Polyphonic Music Transcription based on Real Audio

Abstract

Automatic music transcription is a challenging task that has been the topic of many research groups since 1977. The problem has been addressed in several manners and suitable results were obtained for the monophonic case, where a single note is played at a time. Still, the transcription of real-world polyphonic music with arbitrary instruments, genre and tempi suffers from many unsolved problems. The two key sub-problems in automatic music transcription necessary to obtain a note-level parameter representation of a musical piece are polyphonic pitch estimation and notes’ onset detection. Both tasks are addressed in this thesis for real-world music.
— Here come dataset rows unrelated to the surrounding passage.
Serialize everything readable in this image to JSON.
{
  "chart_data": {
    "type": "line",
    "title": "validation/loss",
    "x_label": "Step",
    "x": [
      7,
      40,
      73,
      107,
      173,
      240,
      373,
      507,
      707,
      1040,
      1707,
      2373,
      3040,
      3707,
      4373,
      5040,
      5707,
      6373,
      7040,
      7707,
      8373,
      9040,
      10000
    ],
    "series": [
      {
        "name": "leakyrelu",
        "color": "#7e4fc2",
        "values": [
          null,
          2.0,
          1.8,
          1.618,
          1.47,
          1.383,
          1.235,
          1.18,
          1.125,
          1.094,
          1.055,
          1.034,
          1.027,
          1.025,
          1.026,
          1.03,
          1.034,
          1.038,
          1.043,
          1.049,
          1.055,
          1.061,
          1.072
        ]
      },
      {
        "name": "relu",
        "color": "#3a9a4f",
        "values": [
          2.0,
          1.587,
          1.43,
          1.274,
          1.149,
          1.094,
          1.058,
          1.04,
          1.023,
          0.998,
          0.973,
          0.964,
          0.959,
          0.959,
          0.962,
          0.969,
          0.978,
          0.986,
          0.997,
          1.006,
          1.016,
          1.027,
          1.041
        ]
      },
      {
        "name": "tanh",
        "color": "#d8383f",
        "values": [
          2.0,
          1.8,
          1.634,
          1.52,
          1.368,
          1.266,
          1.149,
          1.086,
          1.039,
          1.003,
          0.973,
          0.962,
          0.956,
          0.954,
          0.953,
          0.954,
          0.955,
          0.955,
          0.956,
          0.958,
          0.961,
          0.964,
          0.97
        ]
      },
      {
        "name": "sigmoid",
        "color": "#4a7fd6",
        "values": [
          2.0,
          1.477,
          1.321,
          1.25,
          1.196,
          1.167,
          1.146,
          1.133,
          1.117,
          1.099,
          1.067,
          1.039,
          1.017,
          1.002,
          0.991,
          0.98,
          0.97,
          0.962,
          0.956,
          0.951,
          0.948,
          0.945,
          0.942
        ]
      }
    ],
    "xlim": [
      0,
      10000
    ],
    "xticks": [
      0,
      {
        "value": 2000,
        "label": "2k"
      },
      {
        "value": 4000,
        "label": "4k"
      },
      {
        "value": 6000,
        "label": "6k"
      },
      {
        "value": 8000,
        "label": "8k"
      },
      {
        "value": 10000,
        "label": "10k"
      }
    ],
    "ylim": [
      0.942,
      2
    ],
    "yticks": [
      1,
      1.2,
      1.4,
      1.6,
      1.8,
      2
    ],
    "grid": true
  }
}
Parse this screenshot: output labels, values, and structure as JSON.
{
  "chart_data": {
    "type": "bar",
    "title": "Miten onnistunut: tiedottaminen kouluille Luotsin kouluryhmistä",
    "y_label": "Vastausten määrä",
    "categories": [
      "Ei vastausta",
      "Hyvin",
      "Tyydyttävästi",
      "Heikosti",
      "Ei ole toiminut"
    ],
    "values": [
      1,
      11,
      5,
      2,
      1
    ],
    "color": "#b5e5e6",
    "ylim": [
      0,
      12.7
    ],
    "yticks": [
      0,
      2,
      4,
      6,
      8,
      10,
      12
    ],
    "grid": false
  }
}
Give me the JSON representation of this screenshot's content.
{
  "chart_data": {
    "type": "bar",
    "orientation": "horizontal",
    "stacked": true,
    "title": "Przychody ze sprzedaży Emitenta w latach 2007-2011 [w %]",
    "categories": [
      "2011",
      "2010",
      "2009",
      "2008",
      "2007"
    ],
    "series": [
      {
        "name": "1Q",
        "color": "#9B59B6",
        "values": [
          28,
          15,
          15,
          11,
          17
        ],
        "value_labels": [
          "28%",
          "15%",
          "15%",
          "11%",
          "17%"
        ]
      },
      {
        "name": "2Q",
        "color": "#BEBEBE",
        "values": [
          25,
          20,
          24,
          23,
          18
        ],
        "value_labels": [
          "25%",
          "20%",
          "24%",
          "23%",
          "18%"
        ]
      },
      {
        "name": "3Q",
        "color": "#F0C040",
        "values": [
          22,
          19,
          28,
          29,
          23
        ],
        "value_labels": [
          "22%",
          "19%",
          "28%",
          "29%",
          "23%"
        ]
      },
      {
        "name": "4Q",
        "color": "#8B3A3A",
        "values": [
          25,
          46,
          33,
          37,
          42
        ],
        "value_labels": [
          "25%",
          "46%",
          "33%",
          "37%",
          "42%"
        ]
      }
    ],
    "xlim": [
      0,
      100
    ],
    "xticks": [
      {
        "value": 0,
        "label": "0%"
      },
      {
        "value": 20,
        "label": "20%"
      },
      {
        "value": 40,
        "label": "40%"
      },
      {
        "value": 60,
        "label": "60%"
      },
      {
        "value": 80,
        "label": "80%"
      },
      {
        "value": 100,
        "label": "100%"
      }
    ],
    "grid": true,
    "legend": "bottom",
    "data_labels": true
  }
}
Effective signal representations are proposed that adapt the properties of music signals. The spectral characteristics are described with a semitone spectrogram that receives enhanced time/frequency resolution through the use of a multiresolution DFT and instantaneous frequency estimation. Nonharmonic signal components are suppressed using RASTA processing. The temporal characteristics are modeled in complex domain, taking envelope and frequency continuity conditions into account. An iterative approach is proposed for the polyphonic pitch estimation that detects the predominant F0 in a signal and uses harmonic spectrum estimation to extract it, before the estimation is continued with the residual. The onset and duration detection of each note is resolved through temporal properties of the signal. In addition, Hidden Markov Models are used to model each note as a distinct event with both, spectral and temporal characteristics simultaneously to determine its pitch, onset and offset. To further enhance the results achievable with the methods based on signal properties, musical knowledge is used, namely the musical key to find probable notes in a song, and musical meter to define probable on- and offset positions. The evaluation of the proposed methods is carried out on a database of acoustic recordings, whose reference transcription are obtained through force alignment with midi files. Note precision and recall rates above 60% are achieved, together with a temporal accuracy of 40%.